University of Minho, Braga, Portugal
28 June 2024

Abstracts

Michael Farber (Queen Mary Univ. London)
Autonomous robot motion and topology

I will survey recent progress in understanding algorithmic aspects of autonomous motion and will focus on relevant geometric and topological problems and techniques.

David Mosquera Lois (Univ. Vigo)
Homotopic distance I

Ricardo Brasil (Univ. Minho)
Some maps between Grassmannians

For positive integers k ≤ n, the Grassmannian Gr(k, n) is the manifold of linear subspaces of dimension k in euclidean space ℝn. In particular, Gr(2,n) is the manifold of linear planes in ℝn and Gr(1,n) is the (n-1)- dimensional projective space ℝPn-1. In this talk, we will use the quaternions and octonions to construct examples of maps from Gr(2,n) to ℝPm, where m is less than the dimension of Gr(2,n), that is, less than 2(n-2).

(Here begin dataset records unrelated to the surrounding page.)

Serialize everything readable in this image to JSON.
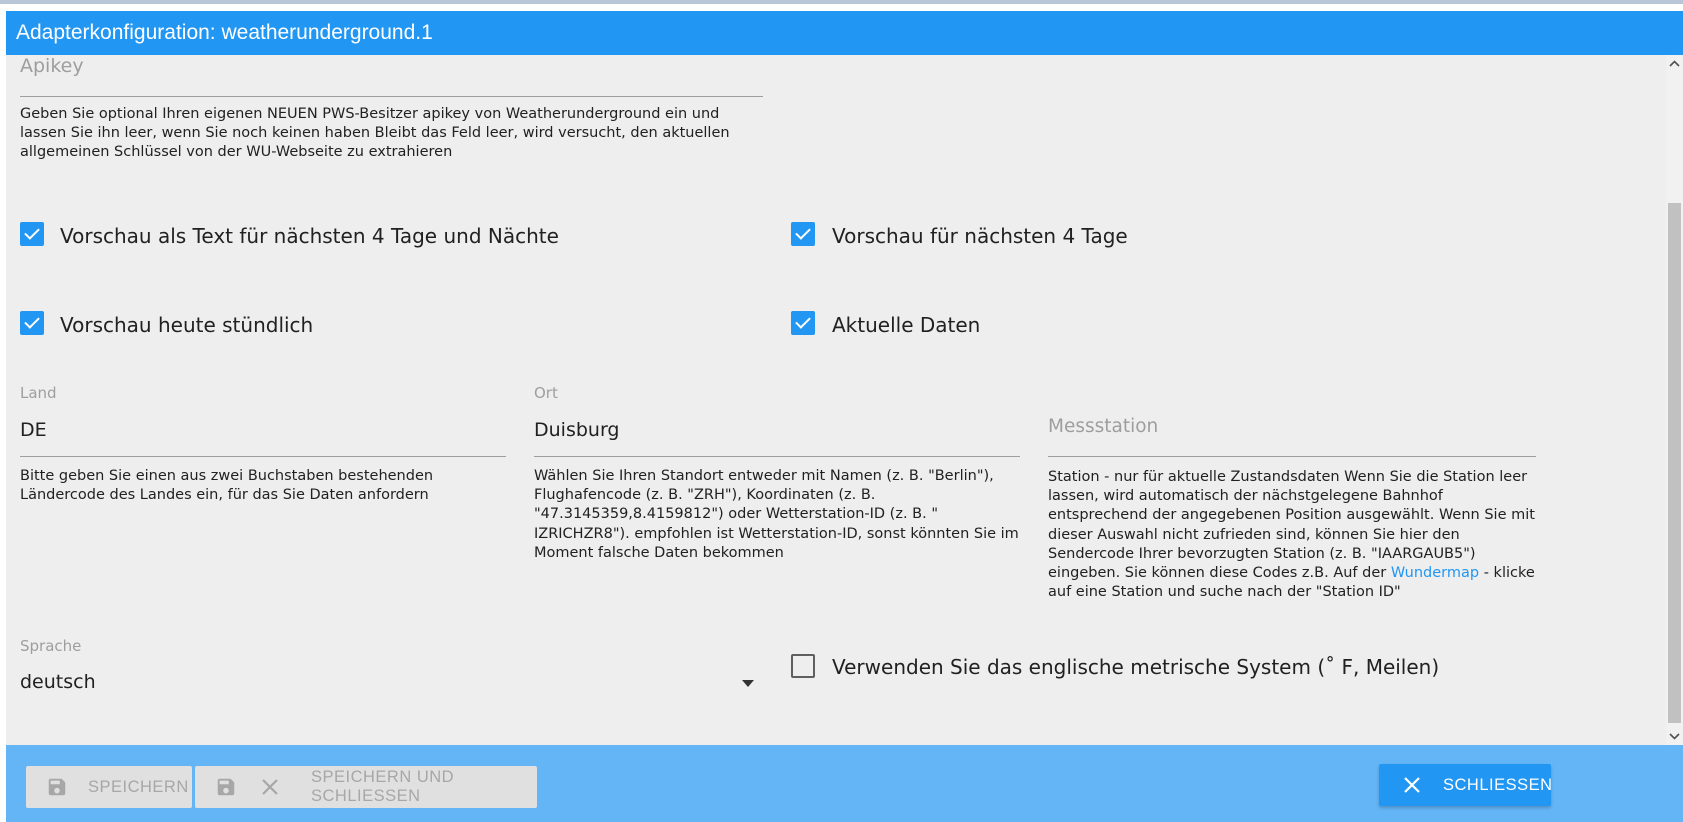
{
  "window": {
    "title": "Adapterkonfiguration: weatherunderground.1"
  },
  "apikey": {
    "label": "Apikey",
    "value": "",
    "helper": "Geben Sie optional Ihren eigenen NEUEN PWS-Besitzer apikey von Weatherunderground ein und lassen Sie ihn leer, wenn Sie noch keinen haben Bleibt das Feld leer, wird versucht, den aktuellen allgemeinen Schlüssel von der WU-Webseite zu extrahieren"
  },
  "checkboxes": {
    "forecast_text": {
      "label": "Vorschau als Text für nächsten 4 Tage und Nächte",
      "checked": true
    },
    "forecast_days": {
      "label": "Vorschau für nächsten 4 Tage",
      "checked": true
    },
    "forecast_hourly": {
      "label": "Vorschau heute stündlich",
      "checked": true
    },
    "current_data": {
      "label": "Aktuelle Daten",
      "checked": true
    },
    "imperial": {
      "label": "Verwenden Sie das englische metrische System (˚ F, Meilen)",
      "checked": false
    }
  },
  "land": {
    "label": "Land",
    "value": "DE",
    "helper": "Bitte geben Sie einen aus zwei Buchstaben bestehenden Ländercode des Landes ein, für das Sie Daten anfordern"
  },
  "ort": {
    "label": "Ort",
    "value": "Duisburg",
    "helper": "Wählen Sie Ihren Standort entweder mit Namen (z. B. \"Berlin\"), Flughafencode (z. B. \"ZRH\"), Koordinaten (z. B. \"47.3145359,8.4159812\") oder Wetterstation-ID (z. B. \" IZRICHZR8\"). empfohlen ist Wetterstation-ID, sonst könnten Sie im Moment falsche Daten bekommen"
  },
  "station": {
    "label": "Messstation",
    "value": "",
    "helper_before": "Station - nur für aktuelle Zustandsdaten Wenn Sie die Station leer lassen, wird automatisch der nächstgelegene Bahnhof entsprechend der angegebenen Position ausgewählt. Wenn Sie mit dieser Auswahl nicht zufrieden sind, können Sie hier den Sendercode Ihrer bevorzugten Station (z. B. \"IAARGAUB5\") eingeben. Sie können diese Codes z.B. Auf der ",
    "helper_link": "Wundermap",
    "helper_after": " - klicke auf eine Station und suche nach der \"Station ID\""
  },
  "sprache": {
    "label": "Sprache",
    "value": "deutsch"
  },
  "footer": {
    "save_label": "SPEICHERN",
    "save_close_label": "SPEICHERN UND SCHLIESSEN",
    "close_label": "SCHLIESSEN"
  },
  "colors": {
    "primary": "#2196f3",
    "footer": "#64b5f6",
    "background": "#eeeeee"
  },
  "icons": [
    "save-icon",
    "close-icon",
    "chevron-up-icon",
    "chevron-down-icon",
    "check-icon",
    "dropdown-arrow-icon"
  ]
}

María José Pereira Sáez (Univ. A Corunha)
Social Choice and Topological Complexity

Social Choice theory studies how to aggregate the preferences of various individuals to obtain a common group preference. From the point of view of Artificial Intelligence, this may be viewed as the design of decision-making algorithms. For two people, a global social choice map exists exactly when the space of preferences is contractible. In 2018, Carrasquel, Lupton and Oprea applied the concept of Topological Complexity to this field in the case of two individuals. These authors defined the social choice complexity of a space as the least number of sets needed to cover X x X such that in each set a local social choice map is given. In this talk, we will introduce a notion of higher social choice complexity and prove that is bounded between the higher topological complexity and its symmetric version. The relevance of this generalization comes from the fact that, in practice, we will be interested on aggregating the preferences of a whole society and not only of a pair of individuals.

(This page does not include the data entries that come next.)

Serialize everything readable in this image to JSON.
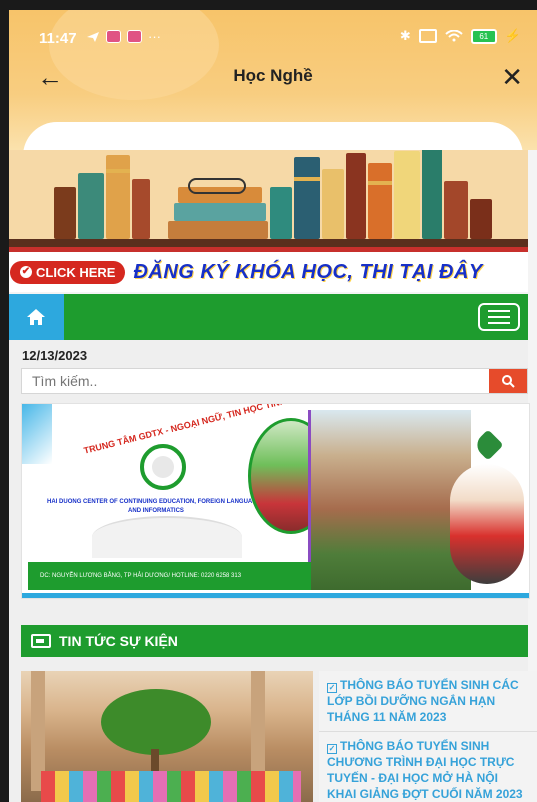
{
  "status_bar": {
    "time": "11:47",
    "more": "···",
    "battery": "61"
  },
  "title_bar": {
    "title": "Học Nghề",
    "back_icon": "arrow-left-icon",
    "close_icon": "close-icon"
  },
  "banner": {
    "click_label": "CLICK HERE",
    "register_text": "ĐĂNG KÝ KHÓA HỌC, THI TẠI ĐÂY"
  },
  "navbar": {
    "home_icon": "home-icon",
    "menu_icon": "hamburger-menu-icon"
  },
  "date": "12/13/2023",
  "search": {
    "placeholder": "Tìm kiếm.."
  },
  "hero": {
    "arc_text": "TRUNG TÂM GDTX - NGOẠI NGỮ, TIN HỌC TỈNH HẢI DƯƠNG",
    "center_name": "HAI DUONG CENTER OF CONTINUING EDUCATION, FOREIGN LANGUAGES AND INFORMATICS",
    "address": "DC: NGUYỄN LƯƠNG BẰNG, TP HẢI DƯƠNG/ HOTLINE: 0220 6258 313"
  },
  "news": {
    "section_title": "TIN TỨC SỰ KIỆN",
    "items": [
      {
        "title": "THÔNG BÁO TUYỂN SINH CÁC LỚP BỒI DƯỠNG NGẮN HẠN THÁNG 11 NĂM 2023"
      },
      {
        "title": "THÔNG BÁO TUYỂN SINH CHƯƠNG TRÌNH ĐẠI HỌC TRỰC TUYẾN - ĐẠI HỌC MỞ HÀ NỘI KHAI GIẢNG ĐỢT CUỐI NĂM 2023"
      }
    ]
  },
  "colors": {
    "header": "#f7c46a",
    "nav_green": "#1e9c2e",
    "home_blue": "#2da8de",
    "search_red": "#e64b2b",
    "link_blue": "#36a2d9"
  }
}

João Nogueira (Univ. Coimbra)
On the unknottability and splittability of 2-string tangles

A tangle T is a pair formed by a ball B and collection of properly embedded disjoint arcs in B. Tangles are useful for decomposing links and have presence in applications in science. In this talk we will discuss the case where the unknot and split links have decompositions with a given tangle T as a factor. As an application we obtain a complete classification for tangles up to seven crossings with such properties. This is joint work with António Salgueiro.

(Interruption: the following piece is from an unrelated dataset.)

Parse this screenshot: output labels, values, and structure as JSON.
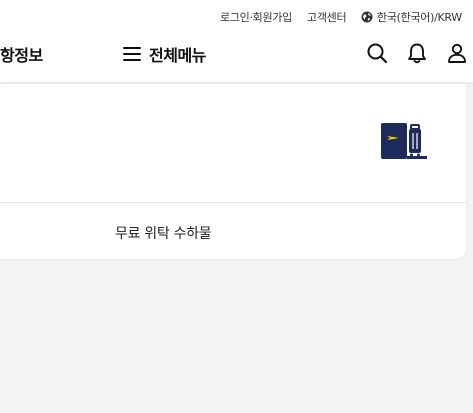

Catarina Faustino (Univ. Minho)
On the topology of concurrent systems

As amply demonstrated in the literature, concepts and methods from algebraic topology can be profitably employed in concurrency theory, the field of computer science that studies systems of simultaneously executing processes. A powerful combinatorial-topological model for concurrent systems is given by higher-dimensional automata, i.e., pointed labeled precubical sets. The purpose of this talk is to show that the topology of an HDA model of a concurrent system can be arbitrarily complex. More precisely, I will show that for every connected polyhedron there exists an accessible transition system that admits an HDA model with the same homotopy type as the polyhedron. This is joint work with T. Kahl and R. Lopes.